While there is not much text in the book other than an introductory page, the photo captions more than make up for this. Information provided in these captions include things like the type of vehicle and the unit it was assigned to, time and place where the photo was taken, and the source of the photo. Another aspect of the books I really enjoy is that when there are a series of photos of a number of destroyed vehicles in a certain area, they are often accompanied by a sketch showing the vehicles in relative position to each other. I have included a scan of one of these instances below to give you a better idea of what I mean.
The book is full of great inspirational images to fuel one's desire to create a vignette or diorama. All of the photos show the armor samples out of action and in most cases, the vehicles fill the frame so you can get a good representation of the detail. Often times, we also get photos from various angles to provide more reference, including shots of the damage incurred, and the surrounding detritus as a result of the explosions. The publisher website includes a list of the vehicles you'll see in the book, so I have included a link to it here.

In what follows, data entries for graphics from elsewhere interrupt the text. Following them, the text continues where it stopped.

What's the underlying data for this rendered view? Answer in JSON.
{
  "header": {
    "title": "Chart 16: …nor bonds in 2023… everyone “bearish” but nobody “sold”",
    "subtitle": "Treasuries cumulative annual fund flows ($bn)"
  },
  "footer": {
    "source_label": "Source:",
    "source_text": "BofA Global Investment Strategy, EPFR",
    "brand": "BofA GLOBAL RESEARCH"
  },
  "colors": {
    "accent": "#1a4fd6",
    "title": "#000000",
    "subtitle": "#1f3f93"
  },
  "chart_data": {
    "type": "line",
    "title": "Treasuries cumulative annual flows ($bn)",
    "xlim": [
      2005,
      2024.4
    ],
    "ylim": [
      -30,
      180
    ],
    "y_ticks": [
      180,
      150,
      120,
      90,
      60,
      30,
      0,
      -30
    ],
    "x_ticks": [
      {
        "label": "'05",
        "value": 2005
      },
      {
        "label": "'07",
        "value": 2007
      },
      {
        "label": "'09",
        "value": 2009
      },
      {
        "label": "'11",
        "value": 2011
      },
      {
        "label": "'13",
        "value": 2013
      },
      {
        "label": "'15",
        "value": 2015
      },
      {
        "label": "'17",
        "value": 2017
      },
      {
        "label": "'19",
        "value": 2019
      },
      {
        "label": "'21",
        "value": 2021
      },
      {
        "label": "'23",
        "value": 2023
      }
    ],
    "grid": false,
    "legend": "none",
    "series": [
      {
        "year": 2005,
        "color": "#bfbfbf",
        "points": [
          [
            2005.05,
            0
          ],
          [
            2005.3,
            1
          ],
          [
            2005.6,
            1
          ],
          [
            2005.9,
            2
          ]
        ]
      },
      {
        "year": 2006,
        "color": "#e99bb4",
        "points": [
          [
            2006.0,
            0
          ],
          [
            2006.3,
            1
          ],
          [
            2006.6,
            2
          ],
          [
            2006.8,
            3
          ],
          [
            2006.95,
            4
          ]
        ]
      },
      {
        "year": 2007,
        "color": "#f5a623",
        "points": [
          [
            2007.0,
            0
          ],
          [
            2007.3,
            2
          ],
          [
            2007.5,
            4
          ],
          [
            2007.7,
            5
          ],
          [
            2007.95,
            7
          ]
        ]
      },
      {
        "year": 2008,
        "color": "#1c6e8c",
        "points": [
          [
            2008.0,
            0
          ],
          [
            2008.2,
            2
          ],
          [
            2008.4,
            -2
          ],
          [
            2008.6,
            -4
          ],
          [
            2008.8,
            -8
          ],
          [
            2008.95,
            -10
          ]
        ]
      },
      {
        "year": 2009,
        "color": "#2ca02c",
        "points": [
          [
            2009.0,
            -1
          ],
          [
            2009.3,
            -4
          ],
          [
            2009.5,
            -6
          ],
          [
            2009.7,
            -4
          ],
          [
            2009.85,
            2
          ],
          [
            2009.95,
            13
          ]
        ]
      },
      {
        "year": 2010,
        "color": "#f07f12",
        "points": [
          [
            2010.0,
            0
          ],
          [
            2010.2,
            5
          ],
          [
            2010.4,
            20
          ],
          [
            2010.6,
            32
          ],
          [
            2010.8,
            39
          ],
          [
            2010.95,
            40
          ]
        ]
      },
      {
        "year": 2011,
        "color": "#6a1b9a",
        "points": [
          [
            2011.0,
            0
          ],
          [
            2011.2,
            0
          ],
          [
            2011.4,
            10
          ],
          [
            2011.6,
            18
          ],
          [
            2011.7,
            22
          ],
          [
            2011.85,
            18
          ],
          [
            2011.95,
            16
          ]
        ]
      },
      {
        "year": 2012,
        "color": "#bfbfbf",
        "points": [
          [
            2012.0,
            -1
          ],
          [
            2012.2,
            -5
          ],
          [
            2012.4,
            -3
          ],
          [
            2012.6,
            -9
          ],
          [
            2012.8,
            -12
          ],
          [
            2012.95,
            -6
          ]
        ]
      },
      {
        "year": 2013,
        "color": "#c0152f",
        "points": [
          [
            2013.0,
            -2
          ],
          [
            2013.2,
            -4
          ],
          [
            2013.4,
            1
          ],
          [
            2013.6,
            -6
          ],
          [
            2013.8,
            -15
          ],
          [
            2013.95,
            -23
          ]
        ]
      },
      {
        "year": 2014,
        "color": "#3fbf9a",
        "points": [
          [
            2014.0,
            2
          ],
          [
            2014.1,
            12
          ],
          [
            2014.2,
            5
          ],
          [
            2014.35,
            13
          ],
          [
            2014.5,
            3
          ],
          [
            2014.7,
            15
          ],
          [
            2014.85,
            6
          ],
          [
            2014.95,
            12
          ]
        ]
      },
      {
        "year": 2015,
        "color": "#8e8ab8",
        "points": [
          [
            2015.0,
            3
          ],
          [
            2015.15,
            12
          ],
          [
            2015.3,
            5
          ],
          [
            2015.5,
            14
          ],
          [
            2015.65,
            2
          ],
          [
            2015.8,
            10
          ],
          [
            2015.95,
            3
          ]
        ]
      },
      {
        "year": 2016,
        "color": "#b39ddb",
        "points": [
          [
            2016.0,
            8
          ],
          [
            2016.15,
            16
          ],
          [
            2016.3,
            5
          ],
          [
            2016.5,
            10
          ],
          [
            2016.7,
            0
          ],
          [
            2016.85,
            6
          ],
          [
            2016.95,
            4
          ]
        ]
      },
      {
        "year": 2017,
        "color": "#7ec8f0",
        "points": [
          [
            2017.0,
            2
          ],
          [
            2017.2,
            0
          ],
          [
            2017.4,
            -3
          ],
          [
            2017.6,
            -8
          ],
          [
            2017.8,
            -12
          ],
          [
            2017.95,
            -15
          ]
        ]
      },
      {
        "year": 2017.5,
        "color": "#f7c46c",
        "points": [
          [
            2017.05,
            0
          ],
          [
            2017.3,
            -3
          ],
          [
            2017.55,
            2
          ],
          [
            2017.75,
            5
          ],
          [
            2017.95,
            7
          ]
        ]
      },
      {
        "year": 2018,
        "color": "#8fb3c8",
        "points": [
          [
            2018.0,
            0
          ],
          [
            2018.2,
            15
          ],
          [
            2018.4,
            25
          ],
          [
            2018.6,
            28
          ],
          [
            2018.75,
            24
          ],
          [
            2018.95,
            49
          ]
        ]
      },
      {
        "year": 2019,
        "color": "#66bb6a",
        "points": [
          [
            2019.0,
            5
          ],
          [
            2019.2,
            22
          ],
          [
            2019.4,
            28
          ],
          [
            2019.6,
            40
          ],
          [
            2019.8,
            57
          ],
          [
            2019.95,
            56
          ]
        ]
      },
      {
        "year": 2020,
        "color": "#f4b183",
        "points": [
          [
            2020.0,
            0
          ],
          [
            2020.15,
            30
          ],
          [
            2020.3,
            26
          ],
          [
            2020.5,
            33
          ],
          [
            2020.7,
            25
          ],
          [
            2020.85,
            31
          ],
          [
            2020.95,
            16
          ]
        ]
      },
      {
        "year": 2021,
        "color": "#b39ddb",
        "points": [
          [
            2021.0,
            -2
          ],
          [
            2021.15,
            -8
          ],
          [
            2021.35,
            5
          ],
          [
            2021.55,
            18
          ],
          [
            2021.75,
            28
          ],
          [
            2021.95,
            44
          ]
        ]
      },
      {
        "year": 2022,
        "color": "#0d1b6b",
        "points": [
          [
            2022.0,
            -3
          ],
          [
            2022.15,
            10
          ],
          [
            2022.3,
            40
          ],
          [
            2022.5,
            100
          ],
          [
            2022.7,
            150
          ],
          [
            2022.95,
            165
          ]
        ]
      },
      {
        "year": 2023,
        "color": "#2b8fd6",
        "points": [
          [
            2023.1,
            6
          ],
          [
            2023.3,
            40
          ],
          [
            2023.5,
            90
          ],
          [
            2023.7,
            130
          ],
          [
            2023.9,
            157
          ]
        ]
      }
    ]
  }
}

There are only two instances in the book of the excellent full page color profiles done by Alexey Stefanov- I have included one here, along with the actual photo it was based on:
This is an excellent sophomore volume by this new publisher and I was eager to receive it when contacted by them. It is filled with excellent and never seen (to me anyways) photographs from a number of sources that will inspire and educate you as you peruse them. While the wrecks illustrate the horrors of conflict on the Eastern Front, we see how both sides endured and how the Soviets turned the tables on an overwhelming foe and achieved victory pretty decisively in the end. I look forward to more releases from them in the future and can only hope the wait isn't too long.
Highly Recommended for anyone interested in the Eastern Front towards the end of WWII.
Thanks goes out to Kozitsyn Vyacheslav Publishing for this review sample.